MH: It was his experience after the First World War. He disliked patriotism and nationalism. The things he preferred, the organisations he preferred, transcended nationhood: Judaism, Catholicism, the Holy Roman Empire - all the enemies of a narrow, ethnic nationalism. And there is something very decent and infectious about his belief in these ideals. The priest and the Jewish innkeeper; the Emperor and violin prodigy.
MM: What was his life like in Paris?
MH: Paris was his great hope and his huge disappointment. He went there first in 1925, hoping to become foreign correspondent for the Frankfurter Zeitung, but they gave the job to someone else, a German Nationalist, and that was his big disappointment, though Roth more or less stayed living in Paris.

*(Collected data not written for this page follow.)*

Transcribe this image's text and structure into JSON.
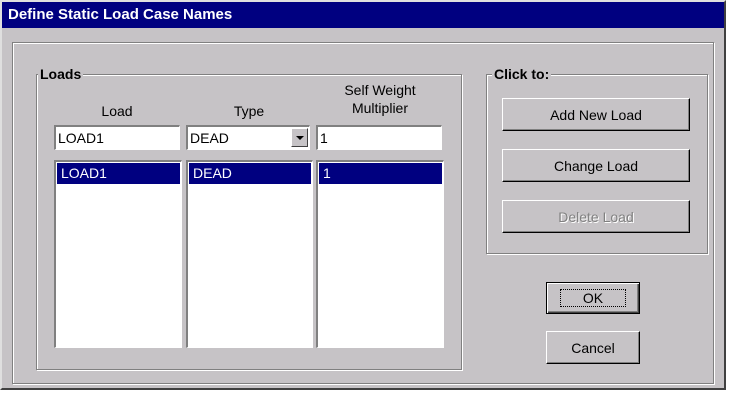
{
  "window": {
    "title": "Define Static Load Case Names"
  },
  "loads_group": {
    "legend": "Loads",
    "columns": {
      "load": "Load",
      "type": "Type",
      "multiplier_line1": "Self Weight",
      "multiplier_line2": "Multiplier"
    },
    "inputs": {
      "load_value": "LOAD1",
      "type_value": "DEAD",
      "multiplier_value": "1"
    },
    "rows": [
      {
        "load": "LOAD1",
        "type": "DEAD",
        "multiplier": "1"
      }
    ]
  },
  "click_group": {
    "legend": "Click to:",
    "add_label": "Add New Load",
    "change_label": "Change Load",
    "delete_label": "Delete Load"
  },
  "buttons": {
    "ok": "OK",
    "cancel": "Cancel"
  },
  "colors": {
    "titlebar": "#000080",
    "face": "#c6c3c6",
    "selection": "#000080"
  }
}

After 1933, he never returned to Germany. He thought Paris was going to be heaven, and it ended up as his place of exile, the place where he was marginalised and ignored.
MM: A wandering Jew.
MH: A wandering Jew, bound up with France and drawn to Catholicism as an outsider. At the beginning, he had such a strong sense of belonging, being somewhere like Marseilles in 1925, seeing people wash up from all over the world.
MM: The Promised Land?
MH: Yes, absolutely.
MM: So what draws us to Roth?
MH: His elegant, reflective, economy of style. He writes novels, invents novels that incorporate the life of his times, peopled by characters who are unaware of themselves in what seems a quite modern way. He has a profound, structural understanding of modern life. I hope that's why we read his books.
MM: Having lived through the disintegration of old Europe and the rise of fascism, what would Roth feel today?
MH: Probably more irony than similarity.